It’s been a sci-fi-strange week in a sci-fi-strange time. We’ve actually seen a president of the United States muse during a televised press conference about the effectiveness of using disinfectants internally to kill the COVID 19 virus, and many thousands of grown-ups rushing to dissuade his more intellectually-challenged followers from trying it. Who would have guessed even ten years ago that the world would be living out a Simpson’s episode in real-time? But this one has had all the jokes removed.
If you’re not familiar with the Dunning-Kruger effect, look it up. In short, it is a reasonably rare, extreme cognitive bias in which a person of very low ability thinks they are an expert at everything. The “very low ability” part is of paramount importance here because a normal person of almost any ability will quickly realize how much they have yet to learn. A true genius at anything will almost always report that the more they learn, the more they realize they don’t know. Only a fool thinks they know everything.
Enter Donald J. Trump, who has for his entire not-very-successful life thought he was an expert at everything. And it’s not just a political ploy because he knows there are plenty of rubes who will believe him—he actually believes it. This is why he eschews the company of experts; they only serve to remind him of how inept he actually is. This is why he muses aloud about various magical cures for the current pandemic; he actually thinks he’s so special he can accidentally come up with a cure for a complex epidemiological conundrum without passing a single class in biology. “I have a knack for science,” he has said, as though that makes him an equal colleague to people who’ve actually read and studied things.
Imagine a person with “a knack for music” being handed a violin for the first time. Would they be ready to play alongside Yo-Yo Ma? Now imagine this person has been handed a baton and placed in front of the Boston Symphony Orchestra. He waves his hands around like a maniac (but his hair doesn’t move!) and thinks he is conducting highly-trained professionals to play beautiful music.
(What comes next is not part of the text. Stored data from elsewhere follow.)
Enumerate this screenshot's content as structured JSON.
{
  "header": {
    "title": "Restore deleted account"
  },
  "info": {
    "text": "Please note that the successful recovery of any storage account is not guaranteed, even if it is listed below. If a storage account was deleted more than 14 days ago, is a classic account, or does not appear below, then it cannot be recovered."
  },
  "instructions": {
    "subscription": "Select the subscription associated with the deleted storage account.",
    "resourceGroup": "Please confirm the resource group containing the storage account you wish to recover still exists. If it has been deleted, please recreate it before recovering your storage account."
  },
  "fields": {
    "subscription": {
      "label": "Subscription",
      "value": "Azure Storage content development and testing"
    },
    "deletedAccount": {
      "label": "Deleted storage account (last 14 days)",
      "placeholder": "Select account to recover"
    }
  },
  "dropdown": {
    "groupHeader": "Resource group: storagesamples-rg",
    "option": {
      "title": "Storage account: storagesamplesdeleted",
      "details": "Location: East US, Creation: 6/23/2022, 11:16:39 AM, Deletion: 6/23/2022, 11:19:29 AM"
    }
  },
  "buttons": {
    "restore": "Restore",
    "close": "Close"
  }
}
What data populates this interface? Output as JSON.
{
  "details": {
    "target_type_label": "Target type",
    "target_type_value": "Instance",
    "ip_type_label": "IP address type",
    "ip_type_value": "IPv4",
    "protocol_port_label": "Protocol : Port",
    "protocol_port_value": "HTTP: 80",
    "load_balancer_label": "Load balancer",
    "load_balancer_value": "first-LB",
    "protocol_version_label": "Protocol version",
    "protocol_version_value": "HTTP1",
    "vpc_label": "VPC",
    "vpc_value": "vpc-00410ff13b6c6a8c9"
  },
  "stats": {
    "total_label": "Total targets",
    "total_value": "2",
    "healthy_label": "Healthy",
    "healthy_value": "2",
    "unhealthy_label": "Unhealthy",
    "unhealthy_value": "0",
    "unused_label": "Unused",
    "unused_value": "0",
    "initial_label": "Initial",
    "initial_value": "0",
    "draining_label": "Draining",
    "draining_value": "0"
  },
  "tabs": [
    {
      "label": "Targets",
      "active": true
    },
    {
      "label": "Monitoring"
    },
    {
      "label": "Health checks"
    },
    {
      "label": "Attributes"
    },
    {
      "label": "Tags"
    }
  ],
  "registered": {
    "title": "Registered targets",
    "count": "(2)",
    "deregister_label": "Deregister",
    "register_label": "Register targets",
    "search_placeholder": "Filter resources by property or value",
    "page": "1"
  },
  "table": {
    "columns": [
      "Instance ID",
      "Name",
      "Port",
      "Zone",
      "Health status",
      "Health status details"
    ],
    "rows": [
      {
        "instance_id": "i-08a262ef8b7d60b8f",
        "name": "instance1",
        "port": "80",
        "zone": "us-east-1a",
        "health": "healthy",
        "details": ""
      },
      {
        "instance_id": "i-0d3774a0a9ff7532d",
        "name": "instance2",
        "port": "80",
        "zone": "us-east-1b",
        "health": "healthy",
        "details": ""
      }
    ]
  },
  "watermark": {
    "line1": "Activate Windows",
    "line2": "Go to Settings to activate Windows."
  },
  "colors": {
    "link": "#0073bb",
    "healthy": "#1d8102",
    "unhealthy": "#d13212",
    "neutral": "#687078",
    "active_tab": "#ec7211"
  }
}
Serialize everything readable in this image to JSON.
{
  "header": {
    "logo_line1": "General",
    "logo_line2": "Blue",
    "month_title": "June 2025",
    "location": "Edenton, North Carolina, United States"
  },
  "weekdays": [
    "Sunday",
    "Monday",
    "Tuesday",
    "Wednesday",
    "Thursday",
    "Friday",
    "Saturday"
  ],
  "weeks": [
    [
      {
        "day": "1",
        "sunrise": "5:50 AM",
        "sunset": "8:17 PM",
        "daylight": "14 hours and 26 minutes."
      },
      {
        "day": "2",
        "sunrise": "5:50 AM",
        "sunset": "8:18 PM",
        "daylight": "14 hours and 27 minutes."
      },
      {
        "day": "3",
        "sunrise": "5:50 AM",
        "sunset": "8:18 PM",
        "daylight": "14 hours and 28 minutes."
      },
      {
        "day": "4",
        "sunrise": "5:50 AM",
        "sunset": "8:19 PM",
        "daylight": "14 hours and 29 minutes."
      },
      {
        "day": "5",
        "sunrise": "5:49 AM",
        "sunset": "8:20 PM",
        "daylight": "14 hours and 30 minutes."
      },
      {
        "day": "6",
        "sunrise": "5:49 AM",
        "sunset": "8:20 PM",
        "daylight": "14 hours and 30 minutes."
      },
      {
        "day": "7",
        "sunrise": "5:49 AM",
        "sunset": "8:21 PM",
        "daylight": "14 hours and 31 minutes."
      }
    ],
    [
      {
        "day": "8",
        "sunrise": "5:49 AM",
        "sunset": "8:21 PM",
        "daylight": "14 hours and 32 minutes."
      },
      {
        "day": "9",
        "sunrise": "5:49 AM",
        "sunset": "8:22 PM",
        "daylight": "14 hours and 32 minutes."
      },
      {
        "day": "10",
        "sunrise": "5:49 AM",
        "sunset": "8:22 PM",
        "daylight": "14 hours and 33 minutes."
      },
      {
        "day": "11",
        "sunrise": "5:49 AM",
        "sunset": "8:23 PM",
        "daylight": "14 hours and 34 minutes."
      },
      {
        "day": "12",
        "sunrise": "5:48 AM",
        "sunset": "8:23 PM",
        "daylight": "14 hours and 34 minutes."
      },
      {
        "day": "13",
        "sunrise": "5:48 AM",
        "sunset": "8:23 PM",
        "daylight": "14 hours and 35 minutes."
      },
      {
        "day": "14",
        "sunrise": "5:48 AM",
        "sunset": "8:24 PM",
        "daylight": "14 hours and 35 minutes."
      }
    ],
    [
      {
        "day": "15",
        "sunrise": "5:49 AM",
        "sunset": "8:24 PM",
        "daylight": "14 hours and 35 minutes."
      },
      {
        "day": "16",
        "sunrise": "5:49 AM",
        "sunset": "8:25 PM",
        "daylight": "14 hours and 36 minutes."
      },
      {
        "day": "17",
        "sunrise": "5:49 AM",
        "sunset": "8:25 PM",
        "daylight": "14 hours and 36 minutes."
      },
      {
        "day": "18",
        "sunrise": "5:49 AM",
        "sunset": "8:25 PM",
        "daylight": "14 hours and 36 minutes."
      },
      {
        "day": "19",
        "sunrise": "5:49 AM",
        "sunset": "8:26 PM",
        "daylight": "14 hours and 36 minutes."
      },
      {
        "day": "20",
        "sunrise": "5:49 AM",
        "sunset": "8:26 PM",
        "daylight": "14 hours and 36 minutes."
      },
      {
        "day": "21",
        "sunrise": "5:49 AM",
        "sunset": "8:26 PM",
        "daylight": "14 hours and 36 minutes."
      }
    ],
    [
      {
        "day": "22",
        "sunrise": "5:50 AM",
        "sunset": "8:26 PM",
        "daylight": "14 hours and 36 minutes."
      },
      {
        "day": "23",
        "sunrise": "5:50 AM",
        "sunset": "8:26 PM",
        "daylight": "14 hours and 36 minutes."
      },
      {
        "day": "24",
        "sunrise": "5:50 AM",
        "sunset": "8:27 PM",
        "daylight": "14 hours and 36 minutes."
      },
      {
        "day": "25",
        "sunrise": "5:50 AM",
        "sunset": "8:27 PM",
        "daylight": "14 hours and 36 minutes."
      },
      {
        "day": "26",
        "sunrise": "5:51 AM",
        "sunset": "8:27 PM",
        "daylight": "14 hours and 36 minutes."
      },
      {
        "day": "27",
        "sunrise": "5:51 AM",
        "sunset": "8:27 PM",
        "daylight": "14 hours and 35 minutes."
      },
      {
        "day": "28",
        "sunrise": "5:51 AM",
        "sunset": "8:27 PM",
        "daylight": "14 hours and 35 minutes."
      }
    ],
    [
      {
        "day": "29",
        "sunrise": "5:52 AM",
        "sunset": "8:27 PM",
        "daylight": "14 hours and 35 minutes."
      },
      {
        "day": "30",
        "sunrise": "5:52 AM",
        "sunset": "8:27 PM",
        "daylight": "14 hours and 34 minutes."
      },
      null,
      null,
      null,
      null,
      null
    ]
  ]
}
In fact, he’s making a fool of himself and the musicians are confused and scrambling, using every ounce of their skill and talent to not make a mess of the symphony they thought they were supposed to be playing. In an attempt to save face and their job, they cover for the delusional conductor. To the sort of person who would drink bleach if the president said to, the orchestra sounds pretty good. But to anyone who knows anything about music or the dangers of ingesting household cleaners, it’s a cacophony.
This is our Dunning-Kruger presidency.